The screenplay’s most notable achievement lies precisely in how elegantly these temporal jumps are handled. Editing becomes one of the film’s strongest assets: transitions between eras are consistently clear, fluid and inventive, allowing the audience to navigate shifting emotional registers without losing momentum. What could have become an overcomplicated exercise instead unfolds with surprising ease.
Visually, The Black Ball embraces a luminous palette. Bright colours dominate both the contemporary and the period segments, and the directors resist the temptation to render historical suffering exclusively through muted tones. Only one brief section adopts black-and-white cinematography, standing apart as a visual interruption that underlines memory and absence, rather than nostalgia.
Raül Refree’s score initially feels close to overwhelming, pushing emotional cues with unusual insistence. Yet as the film unfolds, the music reveals itself to be more carefully calibrated than first impressions suggest, becoming increasingly attuned to the atmosphere of individual scenes and helping guide the gradual movement from melodrama towards something more poetic and contemplative.
Performance-wise, the ensemble is uniformly strong. Guitarricadelafuente gives Sebastián (a soldier in the 1937 timeline) a compelling combination of restraint and vulnerability, portraying a man divided between duty and the painful discovery of his own identity. Carlos González’s Alberto (a scholar in the 2017 timeline) becomes the emotional anchor of the contemporary strand: determined, controlled and quietly courageous as he uncovers uncomfortable truths about his family while navigating an increasingly difficult relationship with his mother, played with characteristic complexity by Lola Dueñas. Meanwhile, Miguel Bernardeau’s Rafael (Sebastián’s prisoner) injects the film with tenderness and conviction, embodying someone who continues to believe in love despite everything history places in his path. Finally, Milo Quifes‘s Carlos (the lead of the 1932 timeline) is imbued with the right dose of fear and sensitivity.
While Penélope Cruz doesn’t leave a memorable impression in her limited screen time, Glenn Close arguably steals her scenes as a professor of Spanish Literature, bringing sparks of warmth and understated wit.

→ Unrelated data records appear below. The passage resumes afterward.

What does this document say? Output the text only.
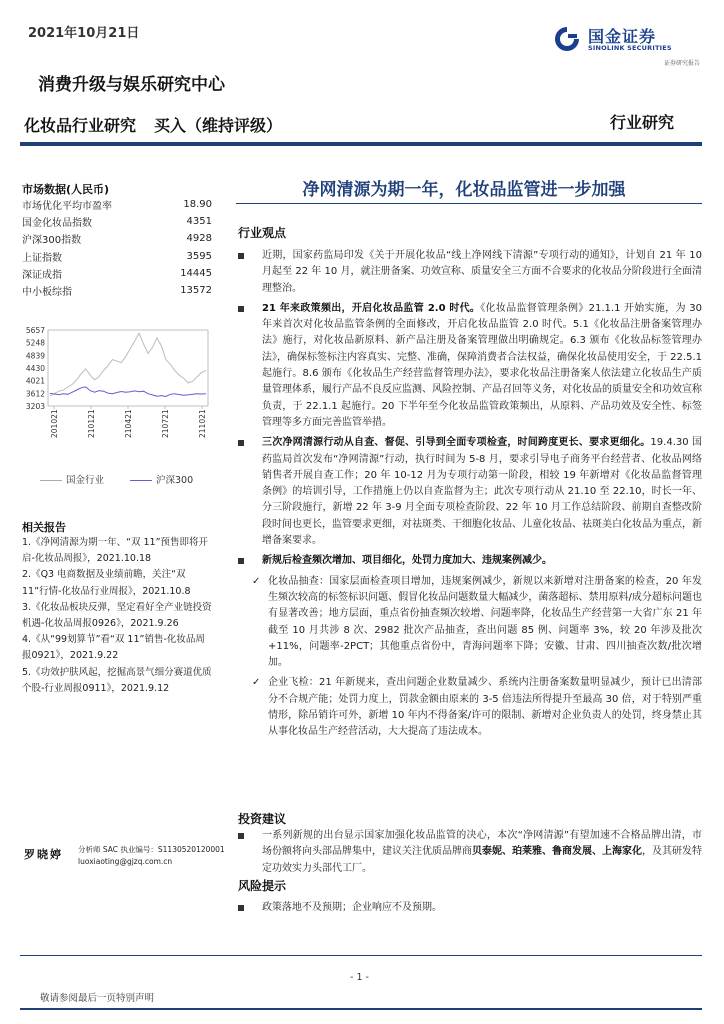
2021年10月21日	国金证券
SINOLINK SECURITIES
证券研究报告
消费升级与娱乐研究中心
化妆品行业研究 买入（维持评级）	行业研究
市场数据(人民币)
市场优化平均市盈率	18.90
国金化妆品指数	4351
沪深300指数	4928
上证指数	3595
深证成指	14445
中小板综指	13572
5657
5248
4839
4430
4021
3612
3203
201021	210121	210421	210721	211021
国金行业	沪深300
相关报告
1.《净网清源为期一年、“双 11”预售即将开启-化妆品周报》，2021.10.18
2.《Q3 电商数据及业绩前瞻，关注“双11”行情-化妆品行业周报》，2021.10.8
3.《化妆品板块反弹，坚定看好全产业链投资机遇-化妆品周报0926》，2021.9.26
4.《从“99划算节”看“双 11”销售-化妆品周报0921》，2021.9.22
5.《功效护肤风起，挖掘高景气细分赛道优质个股-行业周报0911》，2021.9.12
罗晓婷 分析师 SAC 执业编号：S1130520120001
luoxiaoting@gjzq.com.cn
净网清源为期一年，化妆品监管进一步加强
行业观点
近期，国家药监局印发《关于开展化妆品“线上净网线下清源”专项行动的通知》，计划自 21 年 10 月起至 22 年 10 月，就注册备案、功效宣称、质量安全三方面不合要求的化妆品分阶段进行全面清理整治。
21 年来政策频出，开启化妆品监管 2.0 时代。《化妆品监督管理条例》21.1.1 开始实施，为 30 年来首次对化妆品监管条例的全面修改，开启化妆品监管 2.0 时代。5.1《化妆品注册备案管理办法》施行，对化妆品新原料、新产品注册及备案管理做出明确规定。6.3 颁布《化妆品标签管理办法》，确保标签标注内容真实、完整、准确，保障消费者合法权益，确保化妆品使用安全，于 22.5.1 起施行。8.6 颁布《化妆品生产经营监督管理办法》，要求化妆品注册备案人依法建立化妆品生产质量管理体系，履行产品不良反应监测、风险控制、产品召回等义务，对化妆品的质量安全和功效宣称负责，于 22.1.1 起施行。20 下半年至今化妆品监管政策频出，从原料、产品功效及安全性、标签管理等多方面完善监管举措。
三次净网清源行动从自查、督促、引导到全面专项检查，时间跨度更长、要求更细化。19.4.30 国药监局首次发布“净网清源”行动，执行时间为 5-8 月，要求引导电子商务平台经营者、化妆品网络销售者开展自查工作；20 年 10-12 月为专项行动第一阶段，相较 19 年新增对《化妆品监督管理条例》的培训引导，工作措施上仍以自查监督为主；此次专项行动从 21.10 至 22.10，时长一年、分三阶段施行，新增 22 年 3-9 月全面专项检查阶段、22 年 10 月工作总结阶段、前期自查整改阶段时间也更长，监管要求更细，对祛斑类、干细胞化妆品、儿童化妆品、祛斑美白化妆品为重点，新增备案要求。
新规后检查频次增加、项目细化，处罚力度加大、违规案例减少。
✓ 化妆品抽查：国家层面检查项目增加，违规案例减少，新规以来新增对注册备案的检查，20 年发生频次较高的标签标识问题、假冒化妆品问题数量大幅减少，菌落超标、禁用原料/成分超标问题也有显著改善；地方层面，重点省份抽查频次较增、问题率降，化妆品生产经营第一大省广东 21 年截至 10 月共涉 8 次、2982 批次产品抽查，查出问题 85 例、问题率 3%，较 20 年涉及批次+11%，问题率-2PCT；其他重点省份中，青海问题率下降；安徽、甘肃、四川抽查次数/批次增加。
✓ 企业飞检：21 年新规来，查出问题企业数量减少、系统内注册备案数量明显减少，预计已出清部分不合规产能；处罚力度上，罚款金额由原来的 3-5 倍违法所得提升至最高 30 倍，对于特别严重情形，除吊销许可外，新增 10 年内不得备案/许可的限制、新增对企业负责人的处罚，终身禁止其从事化妆品生产经营活动，大大提高了违法成本。
投资建议
一系列新规的出台显示国家加强化妆品监管的决心，本次“净网清源”有望加速不合格品牌出清，市场份额将向头部品牌集中，建议关注优质品牌商贝泰妮、珀莱雅、鲁商发展、上海家化，及其研发特定功效实力头部代工厂。
风险提示
政策落地不及预期；企业响应不及预期。
- 1 -
敬请参阅最后一页特别声明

If there is a recurring issue, it is duration. At 157 minutes, The Black Ball occasionally overstays its welcome. Certain sequences feel more illustrative than dramatically necessary and could have been tightened without sacrificing thematic depth. The lack of polish is visible not in the film’s ideas, but in its willingness to linger.
Yet this work’s emotional and political resonance remains difficult to dismiss. Without becoming didactic, Los Javis suggest that rights and freedoms cannot be treated as permanently secured, and that countless stories of love risk remaining buried, rather than being allowed to flourish. In an era marked by the visible rise of reactionary politics across Europe, The Black Ball finds contemporary relevance without forcing parallels.
The Black Ball is a Spanish-French co-production staged by Movistar Plus+, Suma Content, El Deseo, Le Pacte and Atresmedia Cine y Televisión. Goodfellas is in charge of its world sales.